You may set γ as you wish, but don't complain if it does not work!
If you know a little bit more about the theory: think about the eigenvalues
of the tridiagonal matrix (the Jacobian of F) with the typical row
(0, ...., 0, -1 , 2 + γ π cos(π y(j))/(n+1)2 , -1 , 0 , ... , 0 ).
- You have also the possibility to provide your own testcase by a code for computing
F yourself. In this case we take you the burden to provide the Jacobian
by using numerical derivatives along the correction direction d.
You have the choice between three types of differences: the ordinary forward difference, the
symmetric one and an extrapolation of order six of the symmetric difference quotient. This is controlled
by the input variable difftype.
- In the case of a selfdefined problem input is the dimension n, four indices
I in the range {1,...,n} for which you will see
the graph of xi, i in I over the stepnumber k and
the initial point
(x0,1,...,x0,n).
- The required precision ε in the norm of F.
We require
||F(x)||2 <= ε ||diag(JF)(x)||
for the current point for successful termination.
- The restart parameter for GMRES. restart = n means that you require
(theoretically) exact solution of the correction equation, but this makes no sense
since the effort will be much larger than for a direct solver then.
- The maximum number of Newton iterations allowed.

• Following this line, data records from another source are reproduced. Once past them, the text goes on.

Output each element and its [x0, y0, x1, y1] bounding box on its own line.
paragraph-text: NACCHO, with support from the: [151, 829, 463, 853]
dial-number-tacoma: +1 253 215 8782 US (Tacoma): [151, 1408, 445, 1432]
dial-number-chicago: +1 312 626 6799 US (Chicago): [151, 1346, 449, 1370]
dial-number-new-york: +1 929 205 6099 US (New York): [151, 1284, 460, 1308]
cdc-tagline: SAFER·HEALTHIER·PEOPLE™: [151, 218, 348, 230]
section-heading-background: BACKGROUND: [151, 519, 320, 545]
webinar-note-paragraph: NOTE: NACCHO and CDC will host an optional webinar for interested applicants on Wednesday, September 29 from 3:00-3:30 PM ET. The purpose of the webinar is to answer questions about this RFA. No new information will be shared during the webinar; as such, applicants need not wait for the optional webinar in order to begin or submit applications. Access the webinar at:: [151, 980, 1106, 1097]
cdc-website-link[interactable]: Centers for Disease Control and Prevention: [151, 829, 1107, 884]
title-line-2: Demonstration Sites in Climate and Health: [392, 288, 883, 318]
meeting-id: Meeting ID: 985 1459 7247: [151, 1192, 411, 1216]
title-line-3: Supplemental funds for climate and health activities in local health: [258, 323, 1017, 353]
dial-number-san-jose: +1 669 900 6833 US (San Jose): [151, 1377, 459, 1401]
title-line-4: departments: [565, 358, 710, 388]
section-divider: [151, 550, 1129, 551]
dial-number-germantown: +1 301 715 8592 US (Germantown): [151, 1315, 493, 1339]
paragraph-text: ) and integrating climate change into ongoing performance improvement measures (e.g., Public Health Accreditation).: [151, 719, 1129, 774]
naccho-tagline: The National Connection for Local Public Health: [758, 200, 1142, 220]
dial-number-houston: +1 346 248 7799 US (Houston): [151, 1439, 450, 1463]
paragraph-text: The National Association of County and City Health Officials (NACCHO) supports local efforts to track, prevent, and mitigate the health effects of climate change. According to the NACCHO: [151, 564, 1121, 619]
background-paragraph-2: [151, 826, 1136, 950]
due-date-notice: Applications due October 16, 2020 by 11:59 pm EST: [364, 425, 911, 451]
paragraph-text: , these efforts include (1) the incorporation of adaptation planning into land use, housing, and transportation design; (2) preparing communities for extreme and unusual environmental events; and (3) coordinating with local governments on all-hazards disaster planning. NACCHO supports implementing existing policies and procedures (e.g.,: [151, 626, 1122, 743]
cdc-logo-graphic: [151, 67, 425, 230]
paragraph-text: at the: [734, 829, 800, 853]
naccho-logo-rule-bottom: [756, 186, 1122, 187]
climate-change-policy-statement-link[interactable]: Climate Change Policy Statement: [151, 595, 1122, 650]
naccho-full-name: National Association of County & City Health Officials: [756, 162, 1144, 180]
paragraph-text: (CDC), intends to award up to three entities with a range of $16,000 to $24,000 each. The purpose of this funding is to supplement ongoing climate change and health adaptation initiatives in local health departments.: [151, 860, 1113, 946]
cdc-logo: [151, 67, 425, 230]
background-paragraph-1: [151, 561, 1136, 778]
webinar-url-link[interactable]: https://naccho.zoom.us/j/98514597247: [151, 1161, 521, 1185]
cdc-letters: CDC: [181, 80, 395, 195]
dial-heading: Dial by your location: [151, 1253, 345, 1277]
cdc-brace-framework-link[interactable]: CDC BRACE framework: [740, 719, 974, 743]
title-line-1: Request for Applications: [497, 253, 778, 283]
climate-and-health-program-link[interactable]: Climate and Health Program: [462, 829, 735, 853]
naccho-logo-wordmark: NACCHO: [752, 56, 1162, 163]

For GMRES we limit the number
of iterations to 3n for each Newton step.
- The minimal value allowed for the stepsize σ in the descent test
in the damped Newton method. We use the sequence 2-i, i=0,1,2,..
for σ. A very small σ means no progress in x and
hence is of little use, but for a bad initial guess values considerable smaller than 1
occur often.
- The parameter reduc (ρ above) which controls how accurate
GMRES must solve the system. A very small reduc makes the method more look like
the true Newton method, but may cause much effort or even a failure of GMRES.
- The parameter reorthfac. This controls the occurence of reorthogonalization
in GMRES: let v = Viei be the last column of the ON-system obtained
up to step i in GMRES. Then we compute JF(x) v and orthogonalize this
w.r.t. Vi using the modified Gram-Schmidt method, obtaining a vector w.
If
||w|| <= reduc × ||v||
then the orthogonalization is repeated once w.r.t. to all previous columns in Vi.
The next orthogonal vector then is w normalized to length 1.
If reduc is chosen near 1, then this doubles the computational effort.
On the other side, a small reduc allows degradation of the orthogonality
and may influence the behaviour of GMRES badly (whose theory strongly depends on
this).
- The parameter difftype: You can choose between three types of numerical differentiation
for computing JF(x) v from values of F alone.
Available are the forward difference quotient, the symmetric one and an sixth order
extrapolation of the symmetric one, requiring 1, 2 or 6 values of F.
- You might want to see in addition to the graphical output a printed table
of some components of x and ||F||. Since the step
numbers might be quite large, you can decide to see only every k-th
step.
- You also might see the final solution printed or in graphical representation only.
- You might see the decay of the residual in the last GMRES run in order to
assess the influence of the restart parameter or the eigenvalue distribution of
the Jacobian (if you know something about it).